Some updates for this week:

  • Baylor University’s 177th Birthday is this Tuesday, Feb. 1! Please join us in the celebration with a special Dr Pepper Hour – complete with birthday cupcakes – from 3-4 p.m. in Barfield Drawing Room.
  • I am looking forward to the Spring Faculty Meeting later today from 3-4:30 p.m. as we celebrate the faculty’s many contributions toward the University achieving R1 status. Provost Nancy Brickhouse, Ph.D., will also lead discussions with several members of the President’s Council as we plan for the next five years of Illuminate. Additionally, we’ll announce the winner of the next Robert Foster Cherry Award for Great Teaching. The meeting will be held virtually, and faculty should have received an email link to the meeting yesterday.
  • At the Spring Staff Meeting earlier this week, we were joined by Thasunda Brown Duckett, MBA ’01, Baylor’s Alumna of the Year and CEO of Fortune 100 financial powerhouse TIAA, which provides retirement and investment solutions to millions of employees nationwide, including Baylor staff and faculty.
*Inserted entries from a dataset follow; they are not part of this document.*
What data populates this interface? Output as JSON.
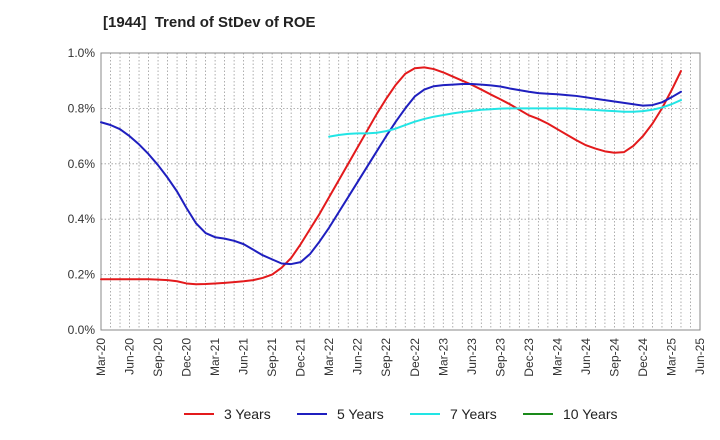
{
  "chart_data": {
    "type": "line",
    "title": "[1944]  Trend of StDev of ROE",
    "xlabel": "",
    "ylabel": "",
    "ylim": [
      0,
      1.0
    ],
    "y_ticks": [
      "0.0%",
      "0.2%",
      "0.4%",
      "0.6%",
      "0.8%",
      "1.0%"
    ],
    "x_ticks": [
      "Mar-20",
      "Jun-20",
      "Sep-20",
      "Dec-20",
      "Mar-21",
      "Jun-21",
      "Sep-21",
      "Dec-21",
      "Mar-22",
      "Jun-22",
      "Sep-22",
      "Dec-22",
      "Mar-23",
      "Jun-23",
      "Sep-23",
      "Dec-23",
      "Mar-24",
      "Jun-24",
      "Sep-24",
      "Dec-24",
      "Mar-25",
      "Jun-25"
    ],
    "grid": true,
    "legend_position": "bottom",
    "series": [
      {
        "name": "3 Years",
        "color": "#e31a1c",
        "points": [
          [
            "Mar-20",
            0.183
          ],
          [
            "Apr-20",
            0.183
          ],
          [
            "May-20",
            0.183
          ],
          [
            "Jun-20",
            0.183
          ],
          [
            "Jul-20",
            0.183
          ],
          [
            "Aug-20",
            0.183
          ],
          [
            "Sep-20",
            0.182
          ],
          [
            "Oct-20",
            0.18
          ],
          [
            "Nov-20",
            0.176
          ],
          [
            "Dec-20",
            0.168
          ],
          [
            "Jan-21",
            0.165
          ],
          [
            "Feb-21",
            0.166
          ],
          [
            "Mar-21",
            0.168
          ],
          [
            "Apr-21",
            0.17
          ],
          [
            "May-21",
            0.173
          ],
          [
            "Jun-21",
            0.176
          ],
          [
            "Jul-21",
            0.18
          ],
          [
            "Aug-21",
            0.188
          ],
          [
            "Sep-21",
            0.2
          ],
          [
            "Oct-21",
            0.225
          ],
          [
            "Nov-21",
            0.26
          ],
          [
            "Dec-21",
            0.31
          ],
          [
            "Jan-22",
            0.365
          ],
          [
            "Feb-22",
            0.42
          ],
          [
            "Mar-22",
            0.48
          ],
          [
            "Apr-22",
            0.54
          ],
          [
            "May-22",
            0.6
          ],
          [
            "Jun-22",
            0.66
          ],
          [
            "Jul-22",
            0.72
          ],
          [
            "Aug-22",
            0.78
          ],
          [
            "Sep-22",
            0.835
          ],
          [
            "Oct-22",
            0.885
          ],
          [
            "Nov-22",
            0.925
          ],
          [
            "Dec-22",
            0.945
          ],
          [
            "Jan-23",
            0.948
          ],
          [
            "Feb-23",
            0.942
          ],
          [
            "Mar-23",
            0.93
          ],
          [
            "Apr-23",
            0.915
          ],
          [
            "May-23",
            0.9
          ],
          [
            "Jun-23",
            0.885
          ],
          [
            "Jul-23",
            0.868
          ],
          [
            "Aug-23",
            0.85
          ],
          [
            "Sep-23",
            0.833
          ],
          [
            "Oct-23",
            0.815
          ],
          [
            "Nov-23",
            0.795
          ],
          [
            "Dec-23",
            0.775
          ],
          [
            "Jan-24",
            0.762
          ],
          [
            "Feb-24",
            0.745
          ],
          [
            "Mar-24",
            0.725
          ],
          [
            "Apr-24",
            0.705
          ],
          [
            "May-24",
            0.685
          ],
          [
            "Jun-24",
            0.667
          ],
          [
            "Jul-24",
            0.655
          ],
          [
            "Aug-24",
            0.645
          ],
          [
            "Sep-24",
            0.64
          ],
          [
            "Oct-24",
            0.642
          ],
          [
            "Nov-24",
            0.665
          ],
          [
            "Dec-24",
            0.7
          ],
          [
            "Jan-25",
            0.745
          ],
          [
            "Feb-25",
            0.8
          ],
          [
            "Mar-25",
            0.865
          ],
          [
            "Apr-25",
            0.935
          ]
        ]
      },
      {
        "name": "5 Years",
        "color": "#1f1fbf",
        "points": [
          [
            "Mar-20",
            0.75
          ],
          [
            "Apr-20",
            0.74
          ],
          [
            "May-20",
            0.725
          ],
          [
            "Jun-20",
            0.7
          ],
          [
            "Jul-20",
            0.67
          ],
          [
            "Aug-20",
            0.635
          ],
          [
            "Sep-20",
            0.595
          ],
          [
            "Oct-20",
            0.55
          ],
          [
            "Nov-20",
            0.5
          ],
          [
            "Dec-20",
            0.44
          ],
          [
            "Jan-21",
            0.385
          ],
          [
            "Feb-21",
            0.35
          ],
          [
            "Mar-21",
            0.335
          ],
          [
            "Apr-21",
            0.33
          ],
          [
            "May-21",
            0.322
          ],
          [
            "Jun-21",
            0.31
          ],
          [
            "Jul-21",
            0.29
          ],
          [
            "Aug-21",
            0.27
          ],
          [
            "Sep-21",
            0.255
          ],
          [
            "Oct-21",
            0.24
          ],
          [
            "Nov-21",
            0.238
          ],
          [
            "Dec-21",
            0.245
          ],
          [
            "Jan-22",
            0.275
          ],
          [
            "Feb-22",
            0.32
          ],
          [
            "Mar-22",
            0.37
          ],
          [
            "Apr-22",
            0.425
          ],
          [
            "May-22",
            0.48
          ],
          [
            "Jun-22",
            0.535
          ],
          [
            "Jul-22",
            0.59
          ],
          [
            "Aug-22",
            0.645
          ],
          [
            "Sep-22",
            0.7
          ],
          [
            "Oct-22",
            0.752
          ],
          [
            "Nov-22",
            0.8
          ],
          [
            "Dec-22",
            0.843
          ],
          [
            "Jan-23",
            0.868
          ],
          [
            "Feb-23",
            0.88
          ],
          [
            "Mar-23",
            0.884
          ],
          [
            "Apr-23",
            0.886
          ],
          [
            "May-23",
            0.888
          ],
          [
            "Jun-23",
            0.888
          ],
          [
            "Jul-23",
            0.886
          ],
          [
            "Aug-23",
            0.883
          ],
          [
            "Sep-23",
            0.879
          ],
          [
            "Oct-23",
            0.872
          ],
          [
            "Nov-23",
            0.866
          ],
          [
            "Dec-23",
            0.86
          ],
          [
            "Jan-24",
            0.855
          ],
          [
            "Feb-24",
            0.853
          ],
          [
            "Mar-24",
            0.851
          ],
          [
            "Apr-24",
            0.848
          ],
          [
            "May-24",
            0.845
          ],
          [
            "Jun-24",
            0.84
          ],
          [
            "Jul-24",
            0.835
          ],
          [
            "Aug-24",
            0.83
          ],
          [
            "Sep-24",
            0.825
          ],
          [
            "Oct-24",
            0.82
          ],
          [
            "Nov-24",
            0.815
          ],
          [
            "Dec-24",
            0.81
          ],
          [
            "Jan-25",
            0.812
          ],
          [
            "Feb-25",
            0.822
          ],
          [
            "Mar-25",
            0.84
          ],
          [
            "Apr-25",
            0.86
          ]
        ]
      },
      {
        "name": "7 Years",
        "color": "#22e5e5",
        "points": [
          [
            "Mar-22",
            0.698
          ],
          [
            "Apr-22",
            0.704
          ],
          [
            "May-22",
            0.708
          ],
          [
            "Jun-22",
            0.71
          ],
          [
            "Jul-22",
            0.71
          ],
          [
            "Aug-22",
            0.712
          ],
          [
            "Sep-22",
            0.718
          ],
          [
            "Oct-22",
            0.727
          ],
          [
            "Nov-22",
            0.74
          ],
          [
            "Dec-22",
            0.752
          ],
          [
            "Jan-23",
            0.762
          ],
          [
            "Feb-23",
            0.77
          ],
          [
            "Mar-23",
            0.776
          ],
          [
            "Apr-23",
            0.782
          ],
          [
            "May-23",
            0.787
          ],
          [
            "Jun-23",
            0.791
          ],
          [
            "Jul-23",
            0.795
          ],
          [
            "Aug-23",
            0.797
          ],
          [
            "Sep-23",
            0.799
          ],
          [
            "Oct-23",
            0.8
          ],
          [
            "Nov-23",
            0.8
          ],
          [
            "Dec-23",
            0.8
          ],
          [
            "Jan-24",
            0.8
          ],
          [
            "Feb-24",
            0.8
          ],
          [
            "Mar-24",
            0.8
          ],
          [
            "Apr-24",
            0.8
          ],
          [
            "May-24",
            0.798
          ],
          [
            "Jun-24",
            0.796
          ],
          [
            "Jul-24",
            0.794
          ],
          [
            "Aug-24",
            0.792
          ],
          [
            "Sep-24",
            0.79
          ],
          [
            "Oct-24",
            0.788
          ],
          [
            "Nov-24",
            0.788
          ],
          [
            "Dec-24",
            0.79
          ],
          [
            "Jan-25",
            0.795
          ],
          [
            "Feb-25",
            0.803
          ],
          [
            "Mar-25",
            0.815
          ],
          [
            "Apr-25",
            0.83
          ]
        ]
      },
      {
        "name": "10 Years",
        "color": "#1a8a1a",
        "points": []
      }
    ]
  }
}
Duckett discussed Baylor’s “extremely generous” 10.8% retirement contribution – a mark that’s 4% higher than similar-sized higher education plans. I encourage all of our staff and faculty to watch this incredible Baylor alum and her advice for personally contributing more toward retirement. I hope you will consider the specific suggestions to actively participate in your retirement planning.
  • Baylor University School of Music will commemorate its 100th anniversary with a non-stop concert Saturday at 7:30 p.m. in Waco Hall that shines the spotlight on a dazzling parade of ensembles, chamber groups and soloists. Free tickets are available, during regular business hours, in the front lobby of the Glennis McCrary Music Building, the Waco Hall box office and the BDSC ticket office. For information, call 254-710-3571.
  • Academic freedom and free expression are two core tenets of higher education as we espouse to provide a “marketplace of ideas” and encourage personal growth and knowledge. Our Baylor in Washington program under the leadership of David Corey, Ph.D., has pulled together several leading higher education organizations for a Feb. 9 virtual event titled “A Roadmap for Campus Free Expression.” I am honored to be a part of the distinguished panel discussing such an important topic and reflecting our work on a recent free expression task force. More details and RSVP information can be found here.
  • For Faculty and Staff – Earlier this week you should have received an email to complete your annual, mandatory Title IX training. We must be intentional about building a caring Christian community in which our members feel safe, respected and supported – a commitment that lies at the core of our mission to transform lives and serve others. The deadline to complete this updated online training is Feb. 25.

Following up on our impressive appearance at the Sugar Bowl, it’s time for us to Go Gold once again! Be sure to wear your GOLD for next Wednesday’s home women’s basketball game against Oklahoma at 7 p.m. Sic ’em, Coach Collen and our Baylor Bears!

Sincerely,

Linda A. Livingstone, Ph.D.
President


PHOTO OF THE WEEK

Photo of the Week - 27Jan22

Baylor’s light now shines even brighter as an R1 institution. Dr. Zhenrong Zhang is creating a powerful nanoscale microscope to illuminate chemical reactions as small as 1/100,000th the width of a human hair.